Lighting up the NYC skyline with your smartphone

The color of the New York City skyline may now be controlled in the palm of your hands with a few taps from your smartphone.

Spireworks, an exclusive invitation-only web-based app, allows users to control the light on two of New York’s skyscraper spires, the Bank of America Tower (NYSE:BAC) and 4 Times Square.

In an interview on FOX Business, Spireworks founder Mark Domino said the app has grown through a private membership which began with a small group of family, friends, including key stakeholders of the building owner, the Durst Organization.

“The design of the whole app initially was to animate the lights, not with like with some computer code that runs autonomously but for all the people to liven the lights,” he said.

The app’s effects are triggered through pulses and sprites using RGB LED lights that can be changed dynamically over a network. Each installation will allow for a small number of concurrent users to share control.

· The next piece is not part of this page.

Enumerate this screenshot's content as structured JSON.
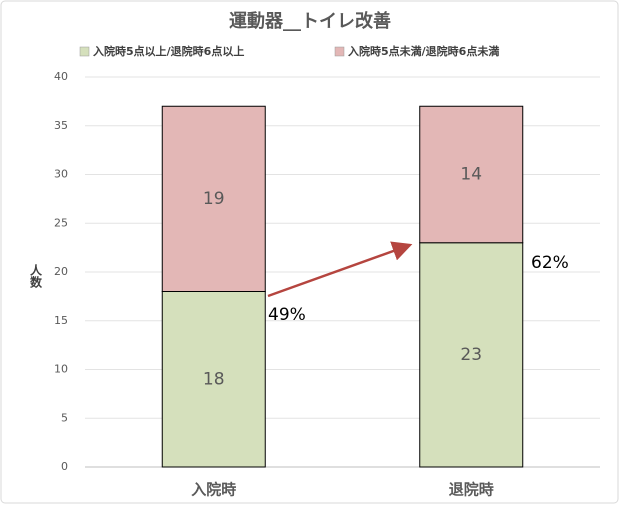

“You only get a two minute turn and then there’s sort of like five people at once on each spire and que”, Domino said. “It’s kind of like the jug band theory of collaboration, right, like you all get to do something different and it is through the contrast of things happening that is fun.”

Domino hopes to tie the interactive lighting idea to New York City’s philanthropic trend of illuminating some of the city’s iconic buildings to make you aware of a charitable cause.

“It might be something where the colors may not always correspond to the cause. It might be a ramp up to a particular date to a cause,” he said.